I watched her blush.
"It's not a tablet in the old sense," she said. "It's a drug delivery system. It doesn't dissolve right away or release its ingredients right away. The medication in Dylar is encased in a polymer membrane. Water from your gastrointestinal tract seeps through the membrane at a carefully controlled rate."
"What does the water do?"
"It dissolves the medication encased in the membrane. Slowly, gradually, precisely. The medicine then passes out of the polymer tablet through a single small hole. Once again the rate is carefully controlled."
"It took me a while to spot the hole."
"That's because it's laser-drilled. It's not only tiny but stunningly precise in its dimensions."
"Lasers, polymers."
"I'm not an expert in any of this, Jack, but I can tell you it's a wonderful little system."
"What's the point of all this precision?"
"I would think the controlled dosage is meant to eliminate the hit-or-miss effect of pills and capsules. The drug is delivered at specified rates for extended periods. You avoid the classic pattern of overdosage followed by underdosage. You don't get a burst of medication followed by the merest trickle. No upset stomach, queasiness, vomiting, muscle cramps, et cetera. This system is efficient."

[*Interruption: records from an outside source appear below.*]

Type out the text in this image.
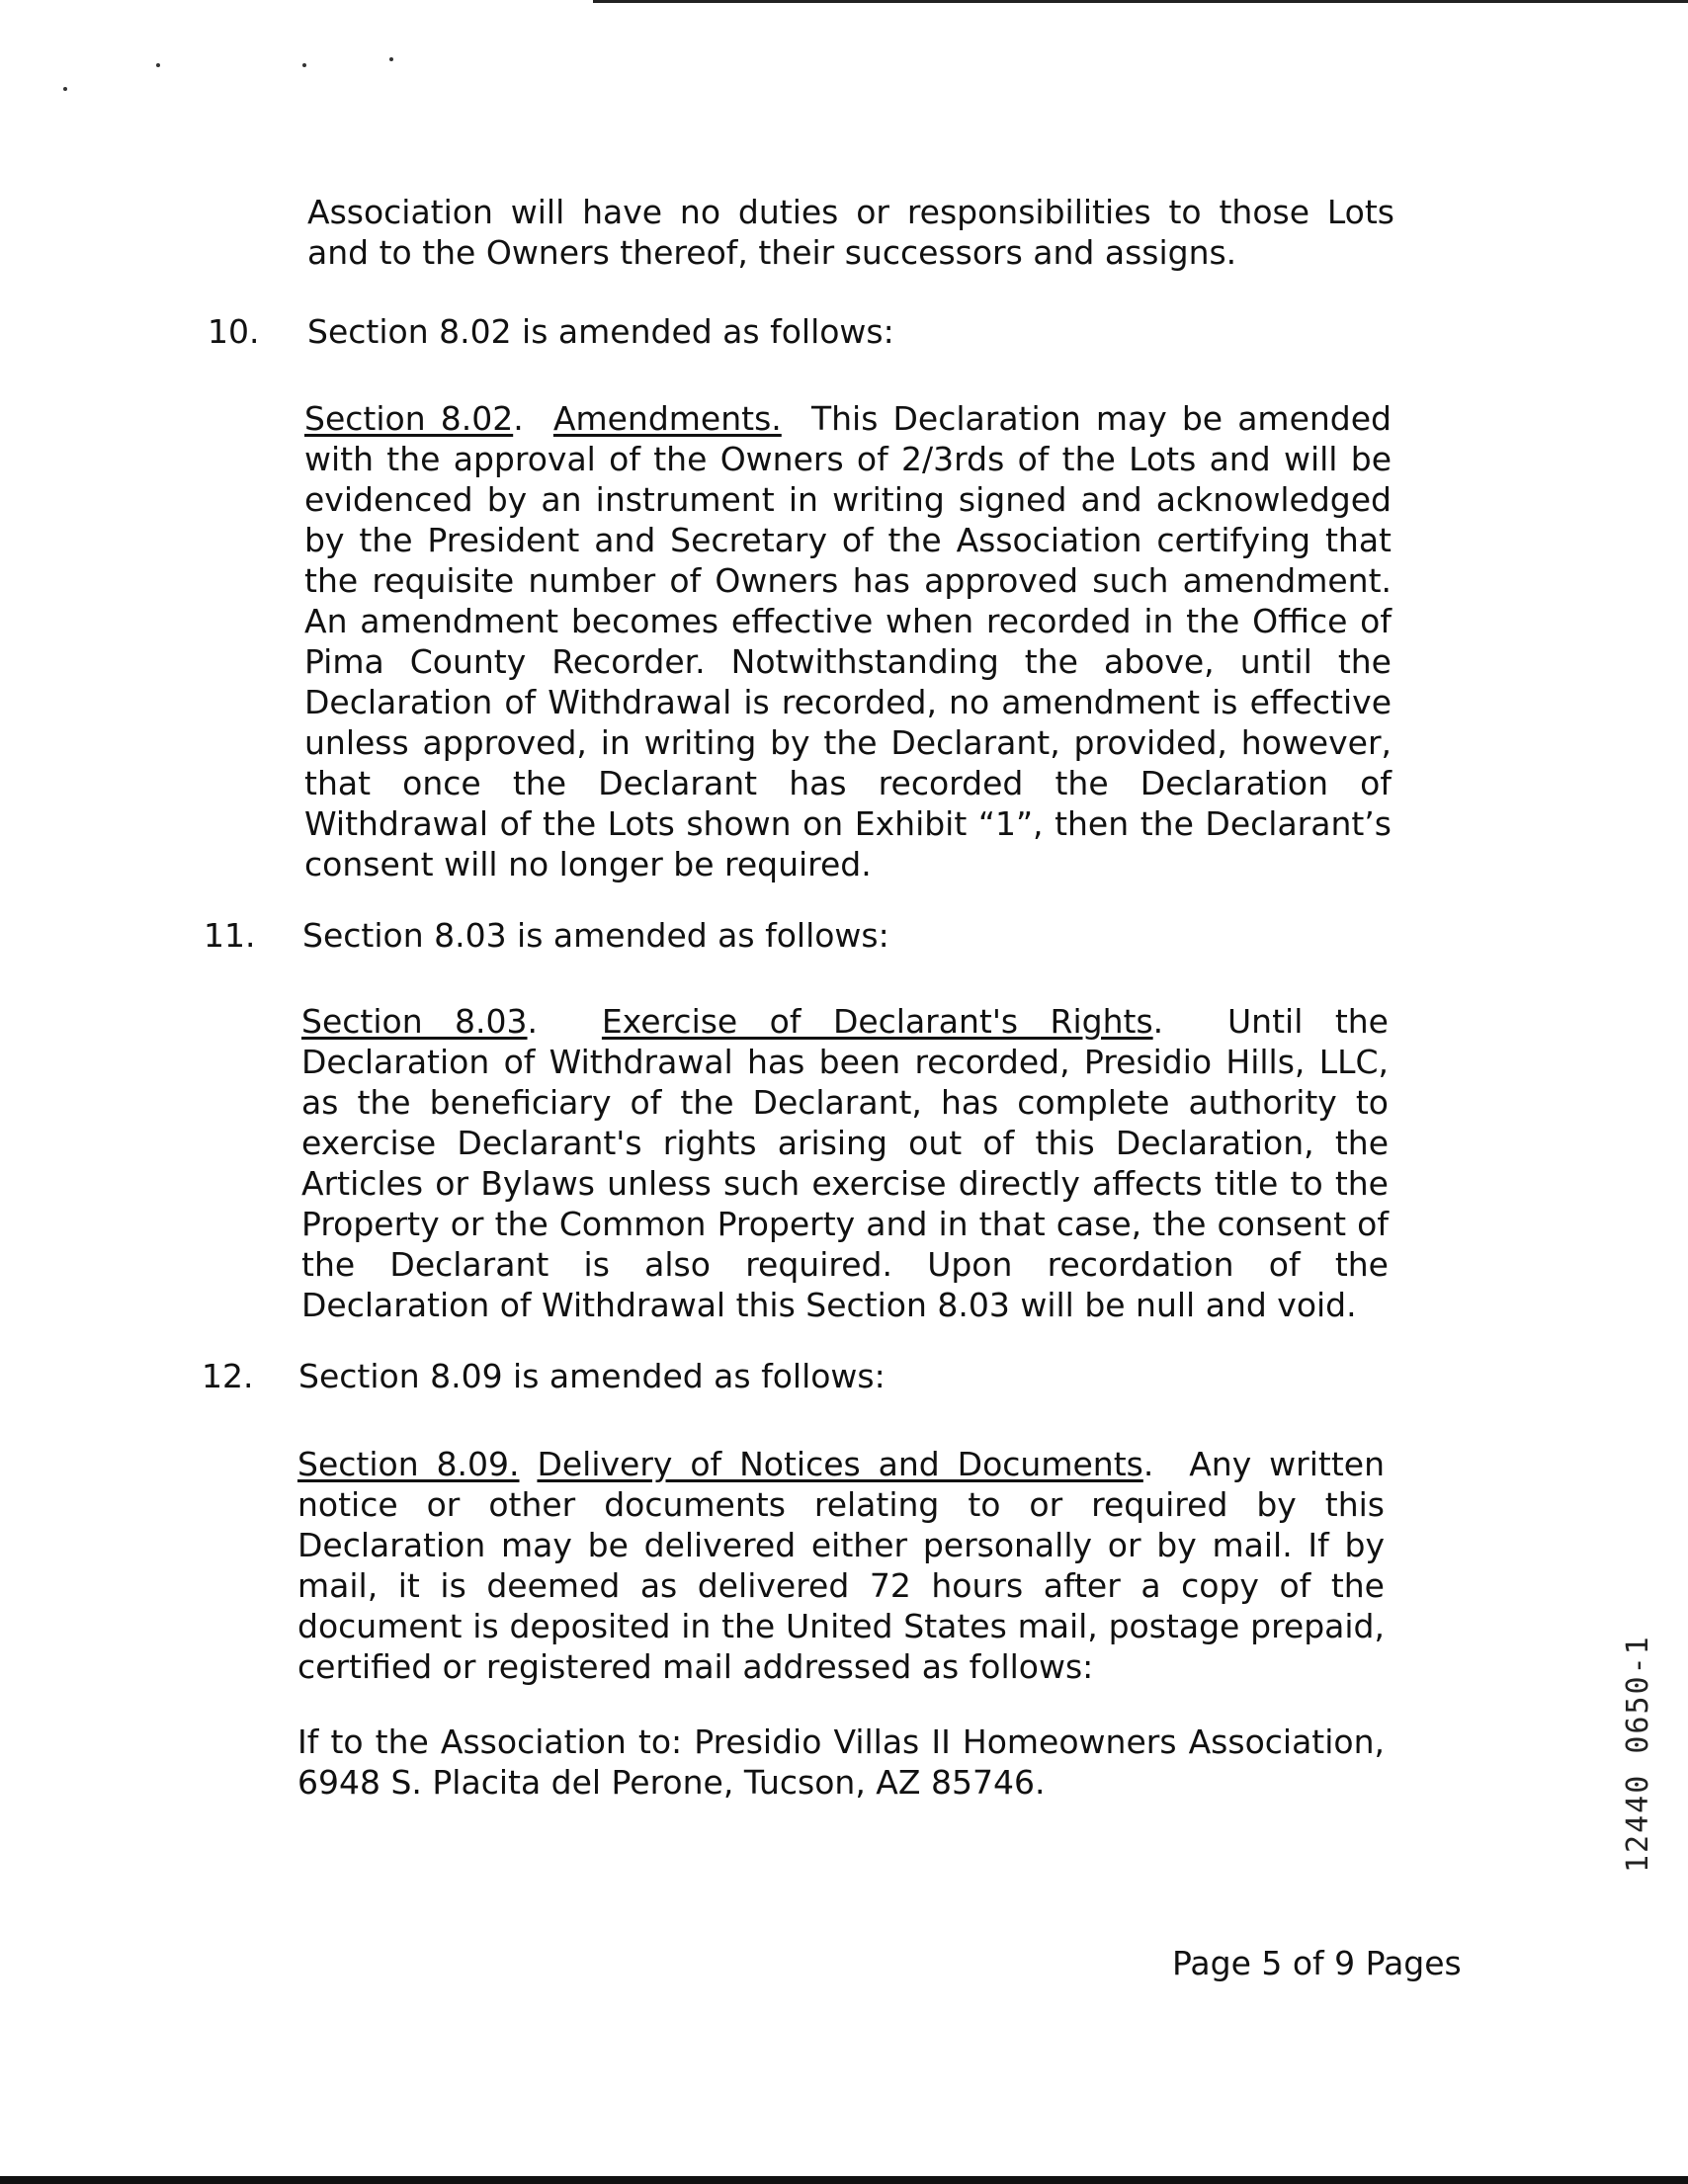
Association will have no duties or responsibilities to those Lots and to the Owners thereof, their successors and assigns.
10. Section 8.02 is amended as follows:
Section 8.02.  Amendments. This Declaration may be amended with the approval of the Owners of 2/3rds of the Lots and will be evidenced by an instrument in writing signed and acknowledged by the President and Secretary of the Association certifying that the requisite number of Owners has approved such amendment. An amendment becomes effective when recorded in the Office of Pima County Recorder. Notwithstanding the above, until the Declaration of Withdrawal is recorded, no amendment is effective unless approved, in writing by the Declarant, provided, however, that once the Declarant has recorded the Declaration of Withdrawal of the Lots shown on Exhibit “1”, then the Declarant’s consent will no longer be required.
11. Section 8.03 is amended as follows:
Section 8.03.  Exercise of Declarant's Rights.  Until the Declaration of Withdrawal has been recorded, Presidio Hills, LLC, as the beneficiary of the Declarant, has complete authority to exercise Declarant's rights arising out of this Declaration, the Articles or Bylaws unless such exercise directly affects title to the Property or the Common Property and in that case, the consent of the Declarant is also required. Upon recordation of the Declaration of Withdrawal this Section 8.03 will be null and void.
12. Section 8.09 is amended as follows:
Section 8.09. Delivery of Notices and Documents.  Any written notice or other documents relating to or required by this Declaration may be delivered either personally or by mail. If by mail, it is deemed as delivered 72 hours after a copy of the document is deposited in the United States mail, postage prepaid, certified or registered mail addressed as follows:
If to the Association to: Presidio Villas II Homeowners Association, 6948 S. Placita del Perone, Tucson, AZ 85746.
Page 5 of 9 Pages
12440 0650-1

"I'm impressed. I'm even dazzled. But what happens to the polymer tablet after the medication is pumped out of it?"
"It self-destructs. It implodes minutely of its own massive gravitation. We've entered the realm of physics. Once the plastic membrane is reduced to microscopic particles, it passes harmlessly out of the body in the time-honored way."
"Fantastic. Now tell me what the medication is designed to do? What is Dylar? What are the chemical components?"
"I don't know," she said.
"Of course you know. You're brilliant. Everyone says so."
"What else can they say? I do neurochemistry. No one knows what that is."
"Other scientists have some idea. They must. And they say you're brilliant."
"We're all brilliant. Isn't that the understanding around here? You call me brilliant, I call you brilliant. It's a form of communal ego."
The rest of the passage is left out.